The country was in dire need for anything that would help it recover and bond the common man. Although Kenyatta was not a known sports enthusiast, he played his role as Head of State by performing ceremonial duties at most events.
Flagging off the East African Safari Rally was one of his most favourite. Coming just around the Easter holidays, the event became an annual ritual in front of City Hall. The KICC version came up much later in 1972.
Kenyans had their popular drivers competing in the rally. Though of Asian origin, legendary Joginder Singh emerged the crowd’s favourite and the whole country rallied behind their “Simba.”
Born in Kericho, Singh was a household name and Kenyatta led the support for the driver who gave foreign rivals a run for their money. Until he died in 1978, Kenyatta was the official guest in all the Kenyan edition of Safari Rally.
With Africanisation in place, stadiums were aptly named after him. There is a Kenyatta Stadium in Kitale and Machakos. Kisumu named their central sports facility after both Presidents Moi Stadium and Jomo Kenyatta Sports Ground.
When Kenya’s athletics team went to the 1964 Olympics and came back with one bronze medal—won by Wilson Kiprugut in the 800m—Kenyatta was there to receive the medal, marking the beginning of sportsmen and women paying a courtesy call to State House before and after global events.
By 1968, with Kipchoge Keino in the team, Kenya was a known long distance running threat to many. The most interesting thing about Kenyatta was that he never ever mentioned Kipchoge’s second name. It is said even his speech writers avoided using it on paper for reasons to do with his dialect.
With medals streaming in, Kenyatta was always at hand to host athletics teams that participated in the 1968 Mexico Olympics, 1970 Commonwealth Games, 1972 Munich Olympics and1974 Christchurch New Zealand Commonwealth. Kenya boycotted the 1976 Montreal Canada Olympics. That would have been Kenyatta’s last Olympics because he passed on in 1978.
In 1968, Kenyatta witnessed a resurgence of the Kenyan boxing team. Ironically, his former ADC Major Marsden Madoka later on became an official in the team. The Mexico Olympics introduced Phillip Waruinge to Kenya and the world. He won a bronze medal in the men’s featherweight.
It is in the same games that Daniel Rudisha—father to David Rudisha—gave Kenya a silver in the 4 x400m relay.
Waruinge then became a household name when he won a gold, a silver at the Munich Games in 1972. Many believed he had been “robbed” a gold medal through biased officiating. Kenyatta was at hand in State House to receive the medals that included two golds from Keino.
The Commonwealth Games held in Christchurch, New Zealand ushered in a new entrant Steve Muchoki, a great boxer who went on to paint Kenya’s image on the world stage. Muchoki hammered James Oduori of Uganda in the Light Flyweight category to win a gold.

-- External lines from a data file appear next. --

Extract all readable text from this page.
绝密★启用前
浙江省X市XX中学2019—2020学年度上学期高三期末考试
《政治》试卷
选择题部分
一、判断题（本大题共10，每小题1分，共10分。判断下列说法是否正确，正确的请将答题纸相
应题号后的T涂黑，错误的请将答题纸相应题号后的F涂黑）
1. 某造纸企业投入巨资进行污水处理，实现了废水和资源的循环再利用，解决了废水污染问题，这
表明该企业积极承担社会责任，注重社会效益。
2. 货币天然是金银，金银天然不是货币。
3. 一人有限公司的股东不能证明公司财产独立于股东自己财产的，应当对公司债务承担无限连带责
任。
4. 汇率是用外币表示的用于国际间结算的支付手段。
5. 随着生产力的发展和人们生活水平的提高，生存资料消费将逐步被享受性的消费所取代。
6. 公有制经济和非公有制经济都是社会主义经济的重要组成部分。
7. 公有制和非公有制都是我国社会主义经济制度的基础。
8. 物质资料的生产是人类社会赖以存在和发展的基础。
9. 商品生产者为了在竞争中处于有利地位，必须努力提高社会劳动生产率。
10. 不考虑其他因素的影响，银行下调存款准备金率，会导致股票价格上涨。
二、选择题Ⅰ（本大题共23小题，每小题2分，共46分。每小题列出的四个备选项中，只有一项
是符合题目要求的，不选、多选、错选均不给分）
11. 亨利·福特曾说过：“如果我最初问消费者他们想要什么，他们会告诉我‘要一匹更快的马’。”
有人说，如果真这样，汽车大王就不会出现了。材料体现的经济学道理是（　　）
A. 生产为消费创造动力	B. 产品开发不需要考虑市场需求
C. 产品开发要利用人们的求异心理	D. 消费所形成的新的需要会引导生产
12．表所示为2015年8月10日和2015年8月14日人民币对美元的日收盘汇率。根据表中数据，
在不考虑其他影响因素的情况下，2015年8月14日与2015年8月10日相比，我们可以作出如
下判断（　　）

He repeated the feat at the 1978 Edmonton Games in Canada. Not to be left behind in congratulating the boxer, Kenyatta, now in his sunset years, promised him few head of grade heifers and some monetary gift as a token of appreciation. Items he is yet to receive.
Kenyatta’s love for Kenyan sports heroes was legendary and football was also in the mix. In 1976, he received Luo Union FC after they beat Young Africans 2-1 to win the regional CECAFA trophy. He also invited them to State House in 1977 when they beat Horsed of Somalia to lift the same trophy.
One of the Luo Union, Gor Mahia and Harambee Stars great player was William “Chege” Ouma. A mercurial striker who in 1972 was also in Kenya’s squad that qualified for a first African Cup of Nations in Cameroon.
State House drama
There was once a dramatic moment when players lined up to be introduced to Mzee Kenyatta. The delegation’s head introduced William “Chege” Ouma to Mzee who engaged him in vernacular (Kikuyu) telling him to work very hard and ensure they won. Little did he know that “Chege” was just a nickname. The player just nodded and did not answer verbally.
Since he liked calling colonialists “Kaburu” or “Beberu” it is evident and interesting that Kenyatta never showed any closeness or fondness to “kaburu-leaning games” like rugby, golf, horse racing, squash, shooting, cricket, tennis or even chess.
He was a true African old man who directly supported the sports Africans embraced.